Последней каплей для Громова стала книга, найденная в библиотеке Настасьи —«Тени света» с маргиналиями, сделанными её рукой и рукой… другого. Чернила этих записей временами казались чёрными, временами — тёмно-багровыми. Он увидел схемы ритуалов и имя: «Амаимон».

В отчаянии Громов пошёл к своему другу, отцу Александру, иеромонаху-богослову. Выслушав, тот побледнел.

— Амаимон — один из королей Ада. Твоя графиня заключает договор. А этот герцог… он не посланник. Он и есть Князь. Он предлагает ей своё сотворчество, но цель его — не новая вселенная, а власть над этой. Душа, добровольно отрёкшаяся, даст ему силу, равную силе Творца.

Часть третья. Рубедо

Ночь на Ивана Купалу. Глухая часть парка, древнее капище. Воздух гудел, насыщенный мощью, которую нельзя было назвать божественной.

Настасья стояла в центре каменного круга в багровом одеянии. Перед ней — Люсьен. Его тень от двух лун (вторая, кровавая, висела в зените) была не человеческой — огромной, рогатой, с когтистыми крыльями. Ритуал достиг стадии Рубедо — кроваво-красной, кульминационной.

Из-за деревьев, превозмогая леденящий ужас, за ними наблюдали Ржевский, Громов и отец Александр, приведённый старым учёным. Внезапно из кустов вырвалась Сима — её любовь и тревога за графиню оказались сильнее страха.

Люсьен простёр руку, чтобы принять душу своей сотоварщницы. И в этот момент отец Александр вышел вперёд. Он не кричал, не угрожал крестом. Он заговорил на языке противника.

— Ты говоришь о свободе, но предлагаешь лишь иное рабство — рабство у собственного «Я», возведённого в абсолют! Ты не творец, Люцифер. Ты — Великий Разделитель! Ты не соединяешь, а разрываешь душу на части!

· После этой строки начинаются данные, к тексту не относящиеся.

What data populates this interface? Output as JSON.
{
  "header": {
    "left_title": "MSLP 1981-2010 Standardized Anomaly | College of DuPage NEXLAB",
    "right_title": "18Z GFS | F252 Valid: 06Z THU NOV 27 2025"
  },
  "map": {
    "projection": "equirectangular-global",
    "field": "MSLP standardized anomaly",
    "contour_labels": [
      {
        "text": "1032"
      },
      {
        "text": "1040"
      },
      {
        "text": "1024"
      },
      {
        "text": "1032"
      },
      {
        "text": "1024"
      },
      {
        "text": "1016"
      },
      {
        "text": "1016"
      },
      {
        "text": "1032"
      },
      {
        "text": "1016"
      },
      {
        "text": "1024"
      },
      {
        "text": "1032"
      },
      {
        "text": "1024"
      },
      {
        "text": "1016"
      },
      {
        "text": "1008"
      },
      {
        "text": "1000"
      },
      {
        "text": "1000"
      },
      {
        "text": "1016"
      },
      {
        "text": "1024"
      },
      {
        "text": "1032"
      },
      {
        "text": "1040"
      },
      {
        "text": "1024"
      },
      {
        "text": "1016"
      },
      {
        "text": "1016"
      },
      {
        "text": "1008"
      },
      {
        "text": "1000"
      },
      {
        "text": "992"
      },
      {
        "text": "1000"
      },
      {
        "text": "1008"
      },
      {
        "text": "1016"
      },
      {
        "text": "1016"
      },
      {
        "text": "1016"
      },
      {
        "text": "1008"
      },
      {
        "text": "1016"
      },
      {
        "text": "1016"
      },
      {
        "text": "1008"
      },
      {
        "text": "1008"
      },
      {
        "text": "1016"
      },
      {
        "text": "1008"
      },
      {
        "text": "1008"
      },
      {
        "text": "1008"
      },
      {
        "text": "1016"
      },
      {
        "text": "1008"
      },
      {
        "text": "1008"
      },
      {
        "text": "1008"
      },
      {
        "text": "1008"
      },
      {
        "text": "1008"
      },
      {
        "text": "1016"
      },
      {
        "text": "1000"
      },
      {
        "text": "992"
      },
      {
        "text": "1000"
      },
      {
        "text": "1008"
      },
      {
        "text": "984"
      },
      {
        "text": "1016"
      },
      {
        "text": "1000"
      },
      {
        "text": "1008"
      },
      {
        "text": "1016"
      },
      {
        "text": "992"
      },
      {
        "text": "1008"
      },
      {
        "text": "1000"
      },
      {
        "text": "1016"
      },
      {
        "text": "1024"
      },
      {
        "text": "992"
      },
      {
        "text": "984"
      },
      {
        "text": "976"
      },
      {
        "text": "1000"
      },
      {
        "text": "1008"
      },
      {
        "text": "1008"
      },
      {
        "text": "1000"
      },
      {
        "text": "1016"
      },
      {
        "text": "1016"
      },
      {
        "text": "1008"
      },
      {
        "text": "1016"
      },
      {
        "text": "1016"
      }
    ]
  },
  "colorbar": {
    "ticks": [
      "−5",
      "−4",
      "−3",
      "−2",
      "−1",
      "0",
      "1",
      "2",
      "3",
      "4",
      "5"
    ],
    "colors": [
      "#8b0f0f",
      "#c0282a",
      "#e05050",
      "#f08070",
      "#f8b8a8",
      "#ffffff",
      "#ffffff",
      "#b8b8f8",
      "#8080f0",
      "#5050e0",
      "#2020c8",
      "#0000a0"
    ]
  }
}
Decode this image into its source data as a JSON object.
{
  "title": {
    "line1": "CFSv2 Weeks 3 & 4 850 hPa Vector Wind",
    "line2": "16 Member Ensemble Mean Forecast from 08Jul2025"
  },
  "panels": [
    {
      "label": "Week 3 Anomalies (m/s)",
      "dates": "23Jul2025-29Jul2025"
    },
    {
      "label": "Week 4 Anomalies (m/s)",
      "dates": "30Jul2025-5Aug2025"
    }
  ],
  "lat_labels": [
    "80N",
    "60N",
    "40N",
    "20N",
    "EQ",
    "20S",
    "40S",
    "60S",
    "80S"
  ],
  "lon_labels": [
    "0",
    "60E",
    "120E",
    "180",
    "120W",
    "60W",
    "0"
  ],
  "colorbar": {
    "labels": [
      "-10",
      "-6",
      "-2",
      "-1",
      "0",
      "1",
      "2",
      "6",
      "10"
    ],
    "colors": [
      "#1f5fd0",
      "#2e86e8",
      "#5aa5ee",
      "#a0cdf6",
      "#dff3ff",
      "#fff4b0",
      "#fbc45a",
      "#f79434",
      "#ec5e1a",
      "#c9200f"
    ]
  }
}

Ржевский, видя, что слова не действуют, выхватил пистоль. Выстрел грянул, как удар молота по наковальне. Пуля прошла навылет, не причинив вреда, но священное безумие ритуала было осквернено.

Настасья стояла на пороге. Перед ней было два бессмертия: бессмертие чистого Разума, власти и знания, что сулил Люсьен, и бессмертие жертвенной Любви, о котором кричала, рыдая, простолюдинка Сима.

И она увидела истинный облик того, кого полюбила — не великого адепта, а коллекционера душ, вечного скитальца, обречённого на жажду власти, которую он никогда не сможет утолить.

— Я беру свой договор назад! — крикнула она, и в её голосе звучала не ярость, а величайшая ясность. — Я принадлежу только себе!

Она вырвала из-за пазухи маленький серебряный кинжал — подарок Ржевского, символ простой человеческой заботы — и повернула его остриё на себя. Это был не жест отчаяния. Это был величайший акт алхимического мастерства — разрушение сосуда, чтобы остановить реакцию, грозившую поглотить всё. Активнейшее действие самоограничения.

Лезвие вонзилось в грудь. Раздался оглушительный рёв — звук ломающихся миров. Тень исчезла. Люсьен де Валуа стоял бледный, впервые выглядевший не всемогущим демоном, а обманутым игроком, проигравшим главную ставку в вечности.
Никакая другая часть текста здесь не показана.